Question

Consider the situation shown in figure below. The width of each plate is $b=3\text{m}$. The capacitor plates are rigidly clamped in the laboratory and connected to a battery of emf $E=1000\text{V}$. All surfaces are frictionless.
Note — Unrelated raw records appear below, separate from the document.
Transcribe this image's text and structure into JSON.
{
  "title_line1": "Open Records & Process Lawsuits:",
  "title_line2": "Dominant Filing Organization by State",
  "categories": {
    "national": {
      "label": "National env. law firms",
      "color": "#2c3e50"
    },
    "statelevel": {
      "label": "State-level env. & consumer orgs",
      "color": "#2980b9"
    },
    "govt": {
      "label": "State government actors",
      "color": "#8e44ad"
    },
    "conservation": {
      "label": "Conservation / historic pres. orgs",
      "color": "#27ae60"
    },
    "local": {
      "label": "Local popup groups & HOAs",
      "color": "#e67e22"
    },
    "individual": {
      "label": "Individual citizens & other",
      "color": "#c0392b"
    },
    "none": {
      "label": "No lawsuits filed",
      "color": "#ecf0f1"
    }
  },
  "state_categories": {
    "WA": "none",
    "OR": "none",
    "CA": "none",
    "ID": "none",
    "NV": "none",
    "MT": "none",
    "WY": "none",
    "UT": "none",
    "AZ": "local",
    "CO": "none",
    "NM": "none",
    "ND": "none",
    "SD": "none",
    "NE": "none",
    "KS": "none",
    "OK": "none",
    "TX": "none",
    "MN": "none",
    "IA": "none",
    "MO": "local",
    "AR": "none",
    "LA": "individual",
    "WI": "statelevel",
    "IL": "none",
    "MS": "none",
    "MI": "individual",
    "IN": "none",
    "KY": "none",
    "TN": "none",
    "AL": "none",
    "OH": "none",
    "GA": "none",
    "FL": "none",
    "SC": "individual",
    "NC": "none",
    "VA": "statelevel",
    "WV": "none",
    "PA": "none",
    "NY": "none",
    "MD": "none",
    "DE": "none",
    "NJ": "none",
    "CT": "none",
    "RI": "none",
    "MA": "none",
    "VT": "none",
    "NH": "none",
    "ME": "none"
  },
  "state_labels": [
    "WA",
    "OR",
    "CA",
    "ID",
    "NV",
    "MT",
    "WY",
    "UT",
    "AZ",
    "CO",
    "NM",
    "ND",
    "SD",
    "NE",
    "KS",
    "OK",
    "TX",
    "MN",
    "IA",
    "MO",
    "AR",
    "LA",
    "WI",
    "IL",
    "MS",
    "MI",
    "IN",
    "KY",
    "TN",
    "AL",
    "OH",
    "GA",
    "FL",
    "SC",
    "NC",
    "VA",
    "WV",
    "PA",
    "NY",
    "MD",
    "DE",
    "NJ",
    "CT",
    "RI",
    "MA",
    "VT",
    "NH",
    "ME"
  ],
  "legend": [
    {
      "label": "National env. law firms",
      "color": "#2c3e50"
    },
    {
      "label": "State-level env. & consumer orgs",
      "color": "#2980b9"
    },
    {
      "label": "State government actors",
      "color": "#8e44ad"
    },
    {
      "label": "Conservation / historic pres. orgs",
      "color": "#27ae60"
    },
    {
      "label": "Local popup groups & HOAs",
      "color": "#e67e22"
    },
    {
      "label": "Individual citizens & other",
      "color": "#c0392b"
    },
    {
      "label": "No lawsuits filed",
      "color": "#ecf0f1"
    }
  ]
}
Calculate the value of $M$ (in $\text{kg}$) for which the dielectric slab will stay in equilibrium.
(Given: $d=1\text{m}$)

• A. $1327.5\times {10}^{-6}$
• B. $2655\times {10}^{-6}$
• C. $2655\times {10}^{-12}$
• D. $1327.5\times {10}^{-12}$

Answer 1

The correct option is A $1327.5\times {10}^{-6}$

We know that,

The electric field attracts the dielectric into the capacitor with a force$$F=\frac{E^{2}b{\epsilon }_0(K-1)}{2d}$$Where,
$b\to$ width of the plates.
$K\to$ Dielectric constant of the material.
$d\to$ Separation between the plates.
$E\to$ EMF.

From the data given in the question, surface is frictionless.

Thus, Force acting on dielectric is balanced by the weight.

So, $\frac{E^{2}b{\epsilon }_0(K-1)}{2d}=Mg$

$\Rightarrow M=\frac{E^{2}b{\epsilon }_0(K-1)}{2dg}$

Substituting the data given in the question we get,

$M=\frac{(1000{)}^2\times 3\times 8.85\times {10}^{-12}\times 1000}{2\times 1\times 10}$

$\Rightarrow M=\frac{{10}^6\times 2655\times {10}^{-12}}{2}$

$\Rightarrow M=1327.5\times {10}^{-6}\text{kg}$

Hence, option (a) is the correct answer.